Soil and land quality indicators play an important role in the assessment and evaluation of soil and land quality. In contrast with the general definitions of soil and land quality, working with indicators demands a better awareness of at which scale level measurements were made, at which scale calculations and models were developed and validated, and at which scale answers are needed. We propose that soil and land quality indicators may be classified by three characteristics: 1) scale level, 2) complexity, and 3) transferability. Each characteristic is represented by an axis in the Soil and Land Quality Indicator Diagram.

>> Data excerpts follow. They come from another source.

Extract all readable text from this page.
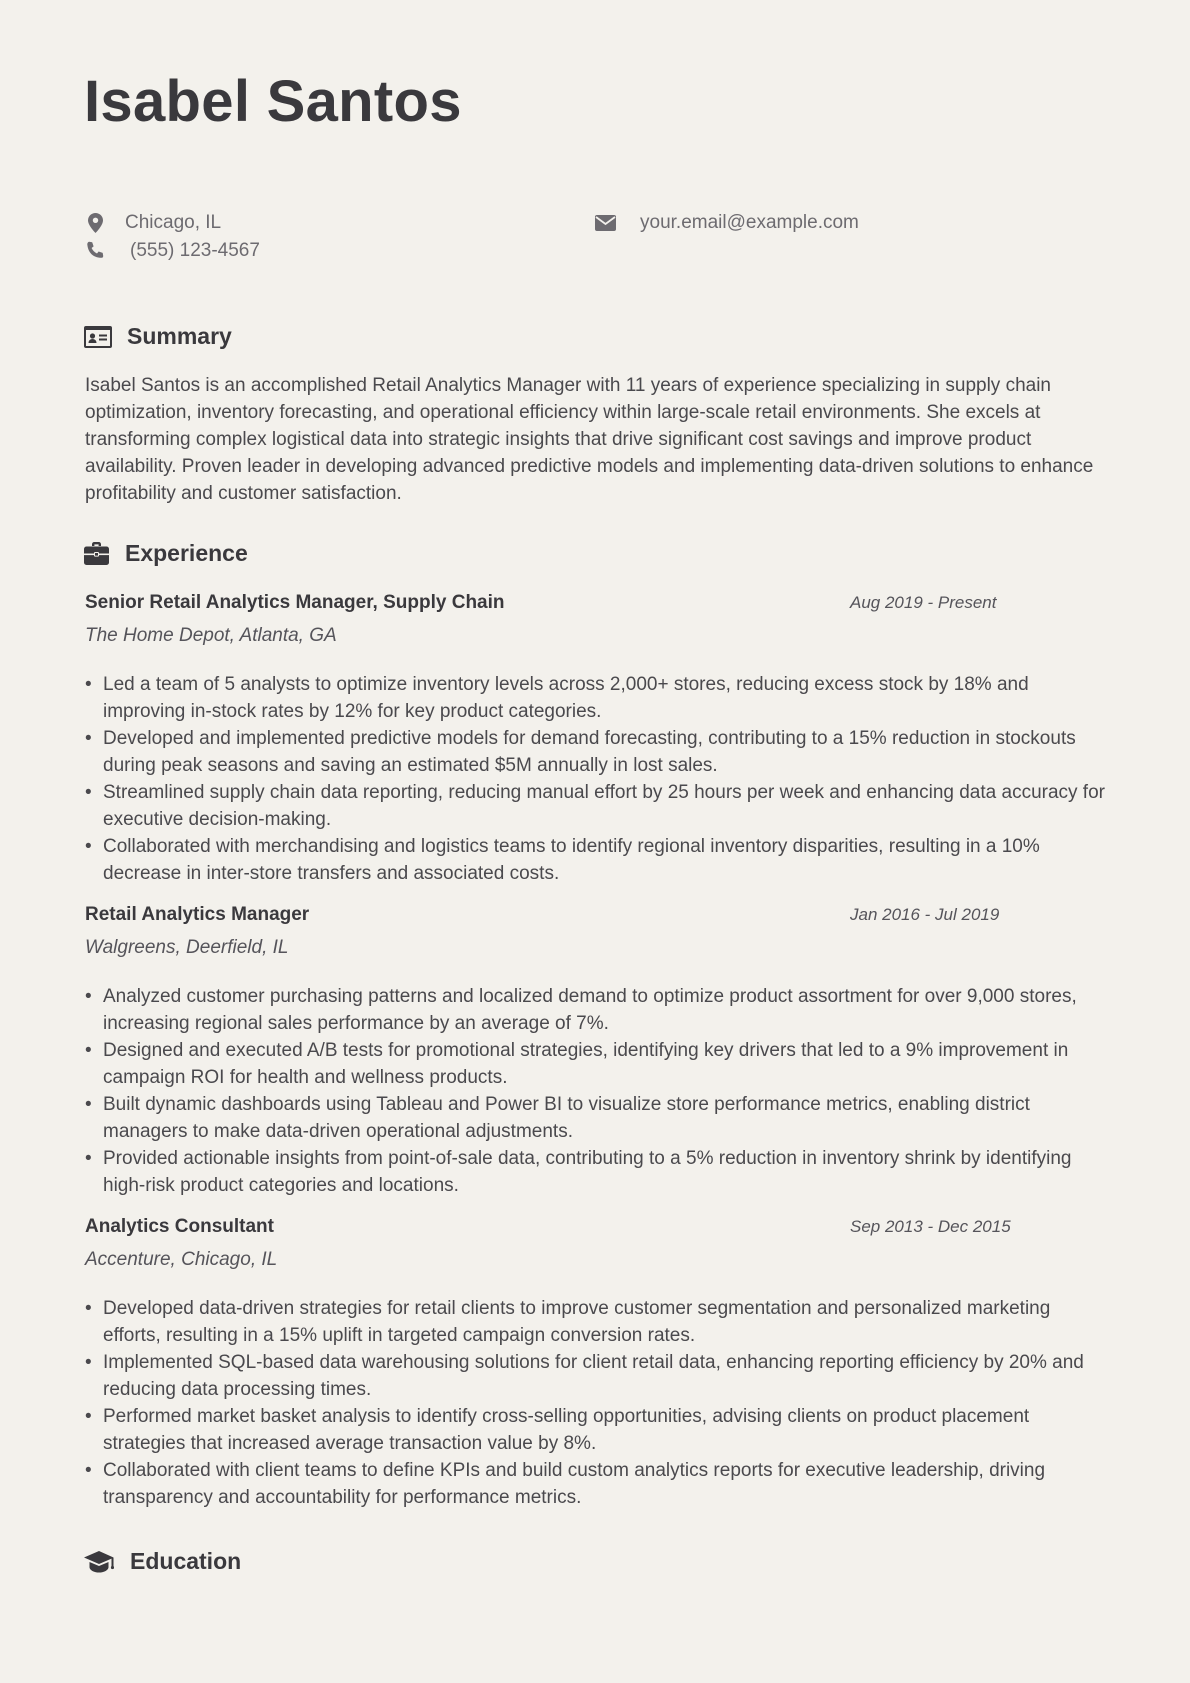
Isabel Santos
Chicago, IL
(555) 123-4567
your.email@example.com
Summary

Isabel Santos is an accomplished Retail Analytics Manager with 11 years of experience specializing in supply chain optimization, inventory forecasting, and operational efficiency within large-scale retail environments. She excels at transforming complex logistical data into strategic insights that drive significant cost savings and improve product availability. Proven leader in developing advanced predictive models and implementing data-driven solutions to enhance profitability and customer satisfaction.

Experience
Senior Retail Analytics Manager, Supply Chain	Aug 2019 - Present
The Home Depot, Atlanta, GA
• Led a team of 5 analysts to optimize inventory levels across 2,000+ stores, reducing excess stock by 18% and improving in-stock rates by 12% for key product categories.
• Developed and implemented predictive models for demand forecasting, contributing to a 15% reduction in stockouts during peak seasons and saving an estimated $5M annually in lost sales.
• Streamlined supply chain data reporting, reducing manual effort by 25 hours per week and enhancing data accuracy for executive decision-making.
• Collaborated with merchandising and logistics teams to identify regional inventory disparities, resulting in a 10% decrease in inter-store transfers and associated costs.
Retail Analytics Manager	Jan 2016 - Jul 2019
Walgreens, Deerfield, IL
• Analyzed customer purchasing patterns and localized demand to optimize product assortment for over 9,000 stores, increasing regional sales performance by an average of 7%.
• Designed and executed A/B tests for promotional strategies, identifying key drivers that led to a 9% improvement in campaign ROI for health and wellness products.
• Built dynamic dashboards using Tableau and Power BI to visualize store performance metrics, enabling district managers to make data-driven operational adjustments.
• Provided actionable insights from point-of-sale data, contributing to a 5% reduction in inventory shrink by identifying high-risk product categories and locations.
Analytics Consultant	Sep 2013 - Dec 2015
Accenture, Chicago, IL
• Developed data-driven strategies for retail clients to improve customer segmentation and personalized marketing efforts, resulting in a 15% uplift in targeted campaign conversion rates.
• Implemented SQL-based data warehousing solutions for client retail data, enhancing reporting efficiency by 20% and reducing data processing times.
• Performed market basket analysis to identify cross-selling opportunities, advising clients on product placement strategies that increased average transaction value by 8%.
• Collaborated with client teams to define KPIs and build custom analytics reports for executive leadership, driving transparency and accountability for performance metrics.
Education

Indicators with a high complexity can not be measured directly, but need to be calculated with one or more models, eg. pedotransfer functions and hydrological simulation models. For the application of the indicator it is then important to know how the indicator value was obtained, i.e. which models were used. A specific sequence of models used for obtaining an indicator value is called a ‘research chain’ and is indicated in the Scale Hierarchy and Knowledge Type Diagram. The use of research chains allows the user to consider and evaluate alternative options for the assessment of a specific indicator.

In this study values for three soil quality indicators were obtained through two alternative research chains. The research chains differed by the choice of used pedotransfer functions and soil hydrological models. The two research chains yielded for each of the three indicators two sets of thirty year averages for 166 locations in the study area. Per location the obtained indicator values were compared with a t-test. The research chains were found to yield significantly different values for all three indicators.

The spatial and temporal variability of the data was analyzed for each step, i.e. per model, along both research chains. Alternative models yielded different spatial and temporal variability structures. Therefore, the choice of research chain not only affects the mean value of an indicator, but also the associated spatial and temporal variability structure. Knowledge of the spatial and temporal variability is important for upscaling purposes.

Based on these results we conclude that the successful application of soil and land quality indicators depends on:

1) the definition of suitable indicators based on scale level, complexity, and transferability

2) the careful selection and definition of research chains; and

3) the combined presentation of indicator values and used research chains.